Ann. Geophys., 28, 1923–1934, 2010
© Author(s) 2010. This work is distributed under
the Creative Commons Attribution 3.0 License.

ANGEO Communicates 25 Oct 2010

ANGEO Communicates | 25 Oct 2010

Recent changes in measured wind in the NE Atlantic and variability of correlation with NAO

P. A. Pirazzoli1, A. Tomasin2, and A. Ullmann3 P. A. Pirazzoli et al.
  • 1CNRS – Laboratoire de Géographie Physique, 1 Place Aristide Briand, 92195 Meudon cedex, France
  • 2ISMAR-CNR, Venezia and Dipartimento di Matematica Applicata, Università "Ca' Foscari", Venezia, Italy
  • 3Centre de Recherches de Climatologie, Université de Bourgogne, BP 138, 21004 Dijon cedex, France

Abstract. The paper deals with wind measurements, recorded since the 1950s, at twelve meteorological stations along a transect near the westernmost European border, between 64° and 44° N. Extreme wind speed tends to decrease sharply near the northern boundary (at Reykjavick), near the middle of the study area (at Shannon and Valentia) and near the southern boundary (at Brest and Cap Ferret), to increase at Thorshavn, with less significant trends at the other stations. Average wind speeds confirm the above tendencies, with an additional increasing speed at Lerwick, Kirkwall, Malin Head, Belle-Ile and Cap Ferret.
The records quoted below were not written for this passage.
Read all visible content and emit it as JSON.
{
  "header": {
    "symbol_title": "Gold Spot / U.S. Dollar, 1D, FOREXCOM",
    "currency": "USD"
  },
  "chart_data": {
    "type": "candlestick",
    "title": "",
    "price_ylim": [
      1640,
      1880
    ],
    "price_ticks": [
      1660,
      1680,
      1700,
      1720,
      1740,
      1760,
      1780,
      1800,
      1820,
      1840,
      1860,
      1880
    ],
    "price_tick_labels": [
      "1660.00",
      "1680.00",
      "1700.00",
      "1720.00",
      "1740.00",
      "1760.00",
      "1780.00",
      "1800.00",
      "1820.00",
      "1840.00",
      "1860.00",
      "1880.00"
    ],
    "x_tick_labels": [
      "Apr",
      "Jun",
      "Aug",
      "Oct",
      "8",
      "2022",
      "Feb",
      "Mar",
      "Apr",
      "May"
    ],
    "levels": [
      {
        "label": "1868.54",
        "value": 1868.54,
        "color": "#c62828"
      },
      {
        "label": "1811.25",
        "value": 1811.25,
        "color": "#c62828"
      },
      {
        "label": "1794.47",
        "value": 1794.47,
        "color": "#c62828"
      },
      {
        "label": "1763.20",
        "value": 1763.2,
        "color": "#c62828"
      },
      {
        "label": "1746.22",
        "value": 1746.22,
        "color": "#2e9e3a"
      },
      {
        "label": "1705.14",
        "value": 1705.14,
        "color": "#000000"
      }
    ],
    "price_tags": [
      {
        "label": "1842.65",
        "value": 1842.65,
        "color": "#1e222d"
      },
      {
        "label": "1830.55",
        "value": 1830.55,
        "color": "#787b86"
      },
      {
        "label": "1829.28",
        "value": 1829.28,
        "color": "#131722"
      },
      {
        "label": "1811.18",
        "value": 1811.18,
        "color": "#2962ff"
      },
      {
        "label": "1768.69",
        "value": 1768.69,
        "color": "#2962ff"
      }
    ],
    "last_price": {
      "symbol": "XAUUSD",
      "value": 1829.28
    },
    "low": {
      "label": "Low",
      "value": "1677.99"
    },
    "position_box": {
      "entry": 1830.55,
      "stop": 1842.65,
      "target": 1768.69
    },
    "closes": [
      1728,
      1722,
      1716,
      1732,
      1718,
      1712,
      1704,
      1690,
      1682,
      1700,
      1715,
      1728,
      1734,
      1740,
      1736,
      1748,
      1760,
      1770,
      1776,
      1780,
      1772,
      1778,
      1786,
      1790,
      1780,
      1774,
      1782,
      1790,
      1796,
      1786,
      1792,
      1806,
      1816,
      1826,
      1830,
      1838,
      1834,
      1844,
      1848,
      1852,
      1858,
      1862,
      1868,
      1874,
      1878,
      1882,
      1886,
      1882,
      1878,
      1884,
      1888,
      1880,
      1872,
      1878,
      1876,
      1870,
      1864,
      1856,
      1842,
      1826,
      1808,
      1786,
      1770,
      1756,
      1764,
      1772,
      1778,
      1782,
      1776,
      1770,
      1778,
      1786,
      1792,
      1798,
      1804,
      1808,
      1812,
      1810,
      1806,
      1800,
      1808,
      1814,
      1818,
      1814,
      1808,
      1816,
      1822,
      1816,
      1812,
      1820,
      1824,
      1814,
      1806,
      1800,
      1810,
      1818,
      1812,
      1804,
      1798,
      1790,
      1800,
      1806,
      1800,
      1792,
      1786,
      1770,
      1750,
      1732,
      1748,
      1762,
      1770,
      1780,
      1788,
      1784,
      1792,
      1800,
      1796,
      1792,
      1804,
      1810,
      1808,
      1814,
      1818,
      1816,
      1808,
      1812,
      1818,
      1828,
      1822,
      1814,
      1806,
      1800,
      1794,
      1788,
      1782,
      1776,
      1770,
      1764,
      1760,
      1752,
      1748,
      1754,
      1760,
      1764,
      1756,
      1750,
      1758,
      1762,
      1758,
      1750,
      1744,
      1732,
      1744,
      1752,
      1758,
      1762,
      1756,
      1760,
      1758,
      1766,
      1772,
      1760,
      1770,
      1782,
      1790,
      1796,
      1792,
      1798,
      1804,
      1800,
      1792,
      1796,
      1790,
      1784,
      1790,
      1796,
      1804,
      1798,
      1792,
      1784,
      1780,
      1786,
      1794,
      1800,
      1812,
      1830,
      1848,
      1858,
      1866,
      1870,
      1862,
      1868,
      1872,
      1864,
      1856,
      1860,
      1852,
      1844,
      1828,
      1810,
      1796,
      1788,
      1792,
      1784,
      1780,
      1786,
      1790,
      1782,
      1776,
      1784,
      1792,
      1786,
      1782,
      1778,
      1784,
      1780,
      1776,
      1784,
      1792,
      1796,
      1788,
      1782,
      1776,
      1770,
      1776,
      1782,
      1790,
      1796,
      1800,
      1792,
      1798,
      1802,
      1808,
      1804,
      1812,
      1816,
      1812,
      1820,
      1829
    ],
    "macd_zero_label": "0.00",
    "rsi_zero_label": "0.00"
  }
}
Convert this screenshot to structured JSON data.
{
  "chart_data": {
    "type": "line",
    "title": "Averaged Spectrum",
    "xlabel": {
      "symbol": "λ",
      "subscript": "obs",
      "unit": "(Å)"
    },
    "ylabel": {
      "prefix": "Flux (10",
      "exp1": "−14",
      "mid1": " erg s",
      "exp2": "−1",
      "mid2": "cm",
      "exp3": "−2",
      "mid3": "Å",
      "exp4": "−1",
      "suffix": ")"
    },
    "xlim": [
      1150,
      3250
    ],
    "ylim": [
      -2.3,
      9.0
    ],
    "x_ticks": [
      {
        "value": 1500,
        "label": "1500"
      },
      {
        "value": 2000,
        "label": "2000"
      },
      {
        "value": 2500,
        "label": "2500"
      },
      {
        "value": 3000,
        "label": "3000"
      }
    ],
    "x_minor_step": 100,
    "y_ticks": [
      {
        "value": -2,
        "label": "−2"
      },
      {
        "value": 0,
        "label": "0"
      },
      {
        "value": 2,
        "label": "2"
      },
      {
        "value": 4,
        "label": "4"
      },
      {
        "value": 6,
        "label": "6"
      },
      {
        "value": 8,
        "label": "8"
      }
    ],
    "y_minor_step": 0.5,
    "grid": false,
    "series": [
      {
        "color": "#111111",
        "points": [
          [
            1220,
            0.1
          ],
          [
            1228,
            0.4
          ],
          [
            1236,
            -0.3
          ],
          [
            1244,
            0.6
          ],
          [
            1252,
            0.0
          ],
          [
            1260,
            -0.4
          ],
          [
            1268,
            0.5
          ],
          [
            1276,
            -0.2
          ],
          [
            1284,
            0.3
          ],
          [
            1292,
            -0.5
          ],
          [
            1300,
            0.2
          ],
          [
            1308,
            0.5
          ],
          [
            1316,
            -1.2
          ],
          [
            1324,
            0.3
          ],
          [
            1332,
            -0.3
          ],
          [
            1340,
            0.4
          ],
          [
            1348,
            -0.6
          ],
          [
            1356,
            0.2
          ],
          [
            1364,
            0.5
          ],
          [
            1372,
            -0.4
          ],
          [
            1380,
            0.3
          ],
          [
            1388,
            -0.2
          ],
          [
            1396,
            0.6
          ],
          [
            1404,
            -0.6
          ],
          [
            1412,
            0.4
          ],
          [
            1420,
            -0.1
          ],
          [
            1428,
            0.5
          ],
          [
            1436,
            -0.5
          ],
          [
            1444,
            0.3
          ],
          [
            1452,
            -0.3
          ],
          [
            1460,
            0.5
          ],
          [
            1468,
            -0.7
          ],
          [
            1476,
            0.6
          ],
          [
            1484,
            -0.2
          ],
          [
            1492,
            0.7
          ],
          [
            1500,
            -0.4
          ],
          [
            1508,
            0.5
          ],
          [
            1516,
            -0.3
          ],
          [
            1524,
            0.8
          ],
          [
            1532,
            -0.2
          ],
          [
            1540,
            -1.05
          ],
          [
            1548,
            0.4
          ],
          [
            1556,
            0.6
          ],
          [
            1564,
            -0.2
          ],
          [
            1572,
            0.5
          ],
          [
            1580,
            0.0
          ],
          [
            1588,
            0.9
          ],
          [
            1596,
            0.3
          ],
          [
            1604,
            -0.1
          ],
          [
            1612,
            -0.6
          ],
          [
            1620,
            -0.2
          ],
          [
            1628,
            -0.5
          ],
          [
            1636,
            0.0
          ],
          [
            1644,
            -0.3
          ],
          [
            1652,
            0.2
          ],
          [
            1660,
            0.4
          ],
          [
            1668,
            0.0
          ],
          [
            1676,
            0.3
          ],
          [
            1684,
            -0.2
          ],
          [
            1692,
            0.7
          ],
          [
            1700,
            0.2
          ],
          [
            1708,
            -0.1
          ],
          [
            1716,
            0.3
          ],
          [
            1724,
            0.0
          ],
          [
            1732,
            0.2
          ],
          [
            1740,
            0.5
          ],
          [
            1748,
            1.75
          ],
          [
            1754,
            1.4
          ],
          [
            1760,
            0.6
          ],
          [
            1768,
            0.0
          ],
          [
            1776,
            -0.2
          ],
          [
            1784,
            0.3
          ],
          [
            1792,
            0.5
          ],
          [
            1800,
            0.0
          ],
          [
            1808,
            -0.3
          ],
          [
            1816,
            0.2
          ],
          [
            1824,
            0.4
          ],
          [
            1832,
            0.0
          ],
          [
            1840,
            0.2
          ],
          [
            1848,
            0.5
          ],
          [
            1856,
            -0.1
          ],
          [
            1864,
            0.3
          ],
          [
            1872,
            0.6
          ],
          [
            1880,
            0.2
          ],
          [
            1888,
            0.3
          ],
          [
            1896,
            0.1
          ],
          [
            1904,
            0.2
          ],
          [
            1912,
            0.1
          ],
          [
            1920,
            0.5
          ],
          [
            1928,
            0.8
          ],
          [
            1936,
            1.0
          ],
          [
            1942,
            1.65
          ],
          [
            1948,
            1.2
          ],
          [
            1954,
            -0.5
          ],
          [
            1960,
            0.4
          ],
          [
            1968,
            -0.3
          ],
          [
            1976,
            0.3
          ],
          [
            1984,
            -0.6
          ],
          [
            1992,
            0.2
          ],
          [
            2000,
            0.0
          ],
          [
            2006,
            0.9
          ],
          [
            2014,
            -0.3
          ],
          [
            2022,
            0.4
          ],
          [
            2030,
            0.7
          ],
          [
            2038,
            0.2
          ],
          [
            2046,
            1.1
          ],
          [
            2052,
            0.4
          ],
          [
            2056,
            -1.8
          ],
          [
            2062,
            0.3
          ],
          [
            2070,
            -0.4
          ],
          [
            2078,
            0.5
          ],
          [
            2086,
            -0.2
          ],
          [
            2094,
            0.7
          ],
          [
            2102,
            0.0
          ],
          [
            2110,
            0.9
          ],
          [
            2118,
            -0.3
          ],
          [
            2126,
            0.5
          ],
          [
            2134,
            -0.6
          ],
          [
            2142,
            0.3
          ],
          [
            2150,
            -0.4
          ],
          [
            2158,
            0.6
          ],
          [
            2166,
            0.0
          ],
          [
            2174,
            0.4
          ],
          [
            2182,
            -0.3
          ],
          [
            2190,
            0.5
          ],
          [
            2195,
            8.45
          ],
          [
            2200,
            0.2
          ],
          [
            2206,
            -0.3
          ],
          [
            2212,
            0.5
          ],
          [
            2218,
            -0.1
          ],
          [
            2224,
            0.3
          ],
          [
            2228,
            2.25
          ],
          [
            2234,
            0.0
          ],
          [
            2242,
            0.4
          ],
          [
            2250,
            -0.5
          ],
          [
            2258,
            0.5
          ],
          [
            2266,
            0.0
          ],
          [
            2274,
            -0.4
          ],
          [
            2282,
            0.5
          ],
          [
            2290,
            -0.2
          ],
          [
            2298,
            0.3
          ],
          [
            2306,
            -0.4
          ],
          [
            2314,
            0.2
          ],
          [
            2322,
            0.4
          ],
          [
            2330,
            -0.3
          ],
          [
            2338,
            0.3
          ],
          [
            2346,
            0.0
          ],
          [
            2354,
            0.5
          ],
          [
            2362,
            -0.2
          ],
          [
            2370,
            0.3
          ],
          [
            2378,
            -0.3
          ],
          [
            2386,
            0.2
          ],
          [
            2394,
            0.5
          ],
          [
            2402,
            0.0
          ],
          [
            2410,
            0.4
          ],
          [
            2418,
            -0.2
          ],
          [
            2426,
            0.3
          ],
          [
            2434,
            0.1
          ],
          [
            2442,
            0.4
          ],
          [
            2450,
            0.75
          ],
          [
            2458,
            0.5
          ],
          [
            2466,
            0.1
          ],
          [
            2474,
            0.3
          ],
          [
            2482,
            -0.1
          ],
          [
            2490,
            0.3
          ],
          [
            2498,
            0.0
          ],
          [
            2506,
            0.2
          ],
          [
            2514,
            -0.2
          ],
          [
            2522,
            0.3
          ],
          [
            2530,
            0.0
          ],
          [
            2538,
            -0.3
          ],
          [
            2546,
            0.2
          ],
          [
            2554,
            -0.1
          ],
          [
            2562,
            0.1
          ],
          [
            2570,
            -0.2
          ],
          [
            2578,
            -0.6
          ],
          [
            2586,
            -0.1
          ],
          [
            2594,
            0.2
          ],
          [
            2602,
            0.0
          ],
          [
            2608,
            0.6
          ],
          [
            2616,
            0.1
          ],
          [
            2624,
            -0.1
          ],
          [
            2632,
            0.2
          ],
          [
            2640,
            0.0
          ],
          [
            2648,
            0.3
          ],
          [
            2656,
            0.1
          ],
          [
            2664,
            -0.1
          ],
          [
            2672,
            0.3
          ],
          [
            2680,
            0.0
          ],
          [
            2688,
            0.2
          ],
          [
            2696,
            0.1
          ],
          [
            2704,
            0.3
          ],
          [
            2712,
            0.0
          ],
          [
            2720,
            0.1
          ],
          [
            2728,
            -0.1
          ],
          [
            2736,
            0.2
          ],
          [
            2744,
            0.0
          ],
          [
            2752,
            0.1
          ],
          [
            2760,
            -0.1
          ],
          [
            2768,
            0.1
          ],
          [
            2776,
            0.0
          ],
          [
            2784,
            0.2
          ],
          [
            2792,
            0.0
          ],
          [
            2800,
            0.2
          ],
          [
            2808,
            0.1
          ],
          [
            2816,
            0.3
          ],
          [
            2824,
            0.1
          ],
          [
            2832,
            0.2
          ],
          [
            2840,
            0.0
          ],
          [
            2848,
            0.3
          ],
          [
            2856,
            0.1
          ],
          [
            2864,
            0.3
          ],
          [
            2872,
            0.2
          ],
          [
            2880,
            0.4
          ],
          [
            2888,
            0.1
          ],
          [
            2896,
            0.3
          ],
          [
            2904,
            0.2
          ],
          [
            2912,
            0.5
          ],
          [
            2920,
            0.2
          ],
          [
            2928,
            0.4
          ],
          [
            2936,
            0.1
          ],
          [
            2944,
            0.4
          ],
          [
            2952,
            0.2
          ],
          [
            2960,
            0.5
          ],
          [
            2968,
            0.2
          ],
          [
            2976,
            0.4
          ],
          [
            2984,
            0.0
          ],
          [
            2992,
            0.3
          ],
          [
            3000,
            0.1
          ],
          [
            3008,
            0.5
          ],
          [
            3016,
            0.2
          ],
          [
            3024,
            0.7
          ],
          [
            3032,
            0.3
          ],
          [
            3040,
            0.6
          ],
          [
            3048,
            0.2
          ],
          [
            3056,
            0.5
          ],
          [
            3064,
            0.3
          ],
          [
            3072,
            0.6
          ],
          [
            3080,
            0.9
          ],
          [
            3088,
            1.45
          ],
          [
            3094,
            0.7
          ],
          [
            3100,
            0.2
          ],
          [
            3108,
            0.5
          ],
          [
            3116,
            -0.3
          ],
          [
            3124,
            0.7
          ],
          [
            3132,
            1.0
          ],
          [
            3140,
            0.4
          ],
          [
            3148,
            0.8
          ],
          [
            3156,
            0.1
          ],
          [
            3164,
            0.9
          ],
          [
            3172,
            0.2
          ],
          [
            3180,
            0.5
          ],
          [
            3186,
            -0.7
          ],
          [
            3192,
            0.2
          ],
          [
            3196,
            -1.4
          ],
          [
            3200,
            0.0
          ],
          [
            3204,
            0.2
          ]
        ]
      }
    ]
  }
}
To compare changes in wind activity, the data have been subdivided into three periods: until 1975, 1976–1992 and 1993–2008. Frequencies have been computed also for the "winter" (October to March) period, per quadrants, and for occurrences exceeding the speed of 15 m s−1.

At Reykjavick a recent increase in the frequency of strong winds has occurred from various directions. Between 62° N (Thorshavn) and 59° N (Kirkwall) strong wind has been increasing since 1975. Minor changes can be observed at Stornoway, whereas at Malin Head the greatest increase for southerlies and westerlies is observed during the 1976–1992 period. At Belmullet, the frequency of strong southerlies has almost doubled since 1992, while at Shannon and Valentia it remains quite low. Finally at Brest and Belle-Ile, westerlies are predominant among winds >15 m s−1.

Important changes in time and latitude appear in the correlation with the NAO (North Atlantic Oscillation) index. The highest correlation coefficients, calculated with monthly or seasonal means between the early 1950s and 1975, are observed from between 58° N (Stornoway) and Iceland, whereas low positive coefficients are reported more south. During the period 1976–1992, when increasing NAO index is predominant, positive correlation improves southwards as far as 54° (Belmullet) with some improvement also at Shannon and Valentia, while it remains low or even negative near the French Atlantic coast. Finally in the 1993–2008 period, correlation improves for all the stations south of 54° N (Belmullet), while it weakens more north.